The purpose of clustering the clusters was to reduce the number of clusters, but, in principle, this can also be accomplished by tuning α. For large datasets, however, α has a marginal effect on the number of clusters, because variational densities for most of the stick-breaking variables are primarily determined by cluster probabilities rather than α (line 4 of Algorithm 1). The clustering of clusters is a novel, model-based method to hierarchically cluster data in a multi-way tree structure. Blundell et al. (2010) derived a hierarchical clustering algorithm that produces multi-way trees, but the algorithm is O(n2 log n), so it may have difficulties scaling to large data. In contrast, even for hierarchical clustering, our method is still O(Tn), as each layer of clustering is done independently and only adds terms of order n to the time complexity. Nonetheless, our method is heuristic and further work is needed to create a principled, scalable Bayesian hierarchical clustering model.
Conclusion
In this paper, we derived the DPHM model to cluster genomic regions bound by a master regulator in embryonic mouse heart based on heterogeneous features. In addition, we derived a variational inference algorithm to force known active enhancers to cluster together. The semi-supervised DPHM model discovered 47 regions that were similar to the known active enhancers and near heart-specific genes.
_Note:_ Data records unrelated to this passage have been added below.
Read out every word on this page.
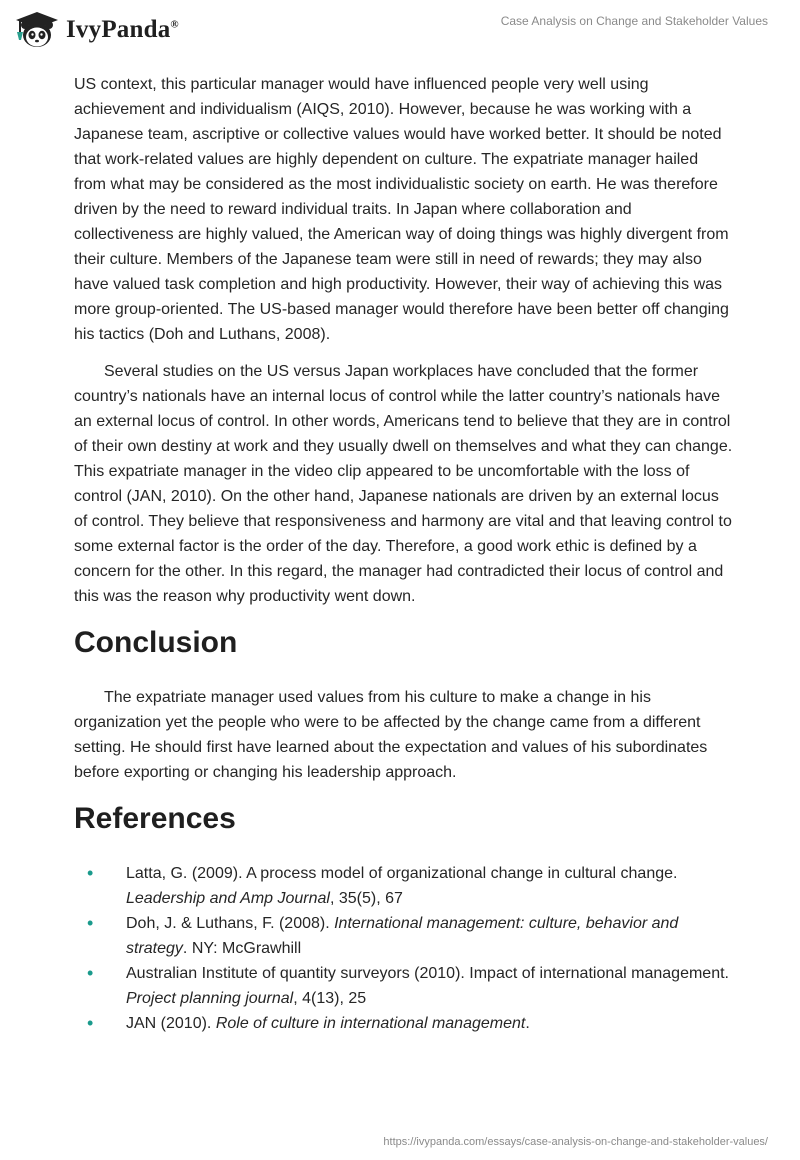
IvyPanda®	Case Analysis on Change and Stakeholder Values

US context, this particular manager would have influenced people very well using achievement and individualism (AIQS, 2010). However, because he was working with a Japanese team, ascriptive or collective values would have worked better. It should be noted that work-related values are highly dependent on culture. The expatriate manager hailed from what may be considered as the most individualistic society on earth. He was therefore driven by the need to reward individual traits. In Japan where collaboration and collectiveness are highly valued, the American way of doing things was highly divergent from their culture. Members of the Japanese team were still in need of rewards; they may also have valued task completion and high productivity. However, their way of achieving this was more group-oriented. The US-based manager would therefore have been better off changing his tactics (Doh and Luthans, 2008).

Several studies on the US versus Japan workplaces have concluded that the former country’s nationals have an internal locus of control while the latter country’s nationals have an external locus of control. In other words, Americans tend to believe that they are in control of their own destiny at work and they usually dwell on themselves and what they can change. This expatriate manager in the video clip appeared to be uncomfortable with the loss of control (JAN, 2010). On the other hand, Japanese nationals are driven by an external locus of control. They believe that responsiveness and harmony are vital and that leaving control to some external factor is the order of the day. Therefore, a good work ethic is defined by a concern for the other. In this regard, the manager had contradicted their locus of control and this was the reason why productivity went down.

Conclusion

The expatriate manager used values from his culture to make a change in his organization yet the people who were to be affected by the change came from a different setting. He should first have learned about the expectation and values of his subordinates before exporting or changing his leadership approach.

References
• Latta, G. (2009). A process model of organizational change in cultural change. Leadership and Amp Journal, 35(5), 67
• Doh, J. & Luthans, F. (2008). International management: culture, behavior and strategy. NY: McGrawhill
• Australian Institute of quantity surveyors (2010). Impact of international management. Project planning journal, 4(13), 25
• JAN (2010). Role of culture in international management.
https://ivypanda.com/essays/case-analysis-on-change-and-stakeholder-values/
Furthermore, we clustered the clusters from the DPHM model to find 5 large classes of enhancers with distinct patterns over their features. The class with the known active enhancers was enriched with heart-specific biological processes and TF-binding motifs that are important for muscle system processes. The other functional classes of enhancers were also enriched with many different TF-binding motifs. Our results show that the semi-supervised DPHM model provides a principled Bayesian method for clustering heterogeneous data with small training sets.
Funding
This work has been supported by the Natural Sciences and Engineering Research Council of Canada (NSERC) discovery grant (AMM). JAM holds operating and infrastructure grants from NSERC, the Canada Foundation for Innovation, and the Ontario Ministry of Research and Innovation. Studentship funding to support this work was provided by Connaught International Scholarships (GS).
Acknowledgements
We thank Rachel Chan, Lee Zamparo, Michael Hoffman and the members of the Moses Lab for helpful comments on the manuscript.